Nature Air Flight 144

aviation-disastercosta-ricatransportation
4 min read

The flight was supposed to last forty minutes. A Cessna 208B Caravan, chartered by the adventure travel company Backroads, lifted off from the tiny airstrip at Punta Islita on the Pacific coast of Costa Rica at 12:10 p.m. on December 31, 2017. On board were ten passengers -- mostly American tourists, including two families heading home through San Jose's Juan Santamaria International Airport -- and two Costa Rican pilots. Seconds after departure, the aircraft swayed left, rolled, clipped trees with its wing, and struck rising terrain near the airport.
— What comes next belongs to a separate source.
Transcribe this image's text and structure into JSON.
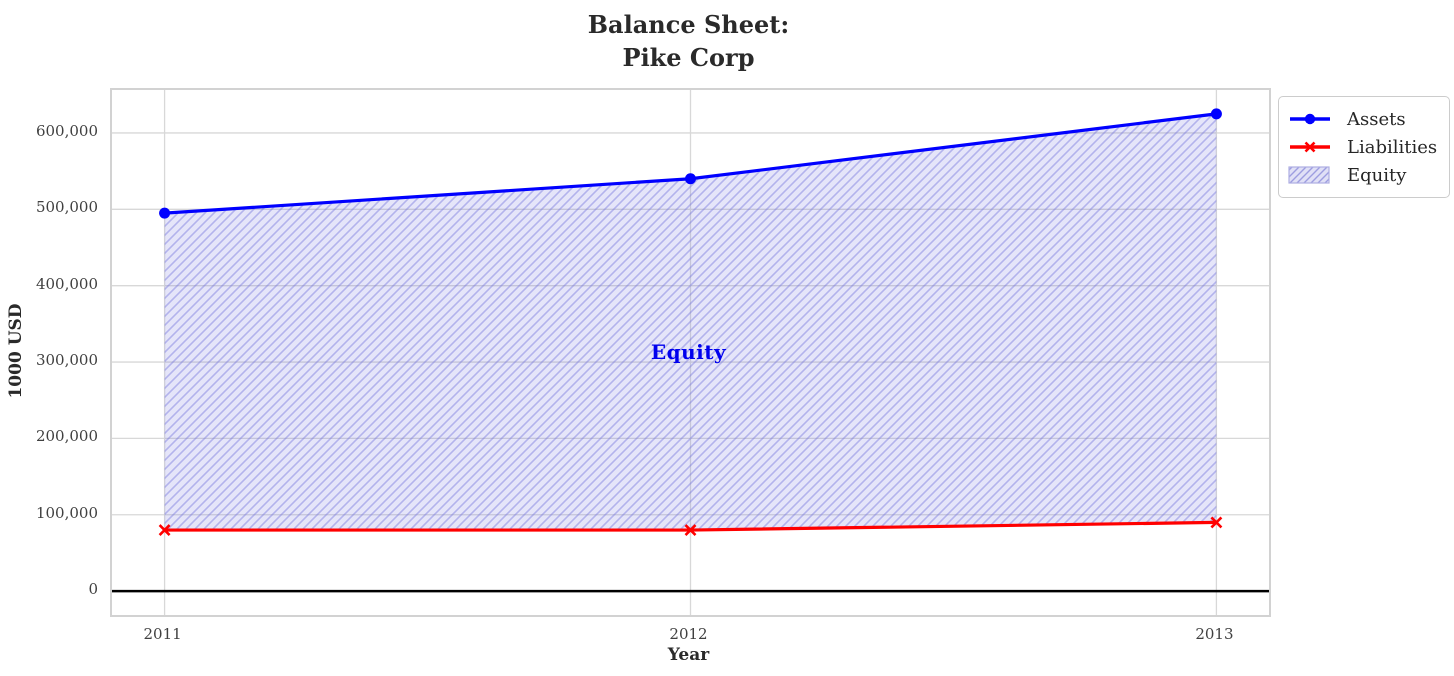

It exploded on impact. There were no survivors.

A Beach Town Runway

Punta Islita sits on the Nicoya Peninsula in Guanacaste Province, a stretch of Costa Rica's Pacific coast known for its dry tropical forests, surf breaks, and small resort communities. The airport there is modest -- a short strip hemmed by hills and forest, the kind of airfield where regional carriers ferry tourists between beach towns and the capital. Nature Air, Costa Rica's domestic airline, had built its business on exactly these routes, connecting remote coastal destinations that would otherwise require hours of driving on unpaved mountain roads. The accident aircraft had already arrived late that morning due to strong winds, and on its outbound leg had stopped at the airstrip in Tambor to wait for better weather conditions before continuing to Punta Islita.

Seconds After Liftoff

What happened next unfolded with terrible speed. The Caravan swayed to the left immediately after departure, then rolled. Its wing clipped the tree canopy, and the aircraft struck the rising terrain near the airport, inverted. It exploded and burst into flames. When the plane could not be contacted, it was declared missing. By 12:30 p.m. -- just twenty minutes later -- emergency services near the airport received reports of a crash in the woods. Twenty emergency vehicles, forty-five firefighters, and volunteers from among the tourists and locals who had witnessed the disaster rushed to the site. The fire chief of Nandayure, Hector Chavez, described what they found as "total destruction." Photos released by Costa Rica's Ministry of Public Security confirmed that the aircraft had been pulverized on impact. By 7:00 p.m. that evening, rescuers had recovered all twelve victims.

The Investigation

Costa Rica's Direccion General de Aviacion Civil opened an investigation on January 1, 2018. Because most of the passengers were American, the U.S. National Transportation Safety Board was expected to assist -- and when Costa Rica formally offered to delegate the investigation in May 2018, the NTSB accepted. On January 8, Costa Rica's Judicial Investigation Organisation raided the offices of Nature Air at Tobias Bolanos International Airport and Juan Santamaria International Airport in San Jose, as well as the offices of the civil aviation authority in La Uruca. At least thirty agents participated, seeking files on the pilots, the Cessna 208 Caravan, its maintenance history, and whoever had authorized the flight. In December 2019, two years after the crash, the NTSB released its final report: the aircraft had entered an aerodynamic stall and spin caused by pilot error.

An Airline's End

Nature Air never flew again. The crash became a flashpoint for debate over the safety of chartered tourist flights in Costa Rica, a country whose tourism industry depends heavily on small-aircraft connections between remote destinations. American media warned travelers against privately chartered flights in the country, with a former NTSB chairman among the voices urging caution. Costa Rican officials pushed back. Isabel Vargas, president of the National Chamber of Tourism, disputed the characterization, and civil aviation director Ennio Cubillo called the claims of inadequate safety oversight irresponsible. But for the families of the twelve people who boarded that Caravan on New Year's Eve -- ten passengers looking forward to connecting flights home to the United States, and two pilots doing the work they did every day -- the debate was beside the point. They had trusted a routine forty-minute flight, and it had lasted seconds.

From the Air

Located at 9.86N, 85.37W near Punta Islita Airport (MRIA) on Costa Rica's Nicoya Peninsula. The crash site is in hilly, forested terrain adjacent to the runway. Visible landmarks include the Pacific coastline and the small beach community of Punta Islita. Nearby airports include Tambor (MRTR) and Nosara (MRNS). Juan Santamaria International Airport (MROC) in San Jose is approximately 200 km to the east-southeast. Terrain rises sharply from the coast in this area -- a factor in the accident.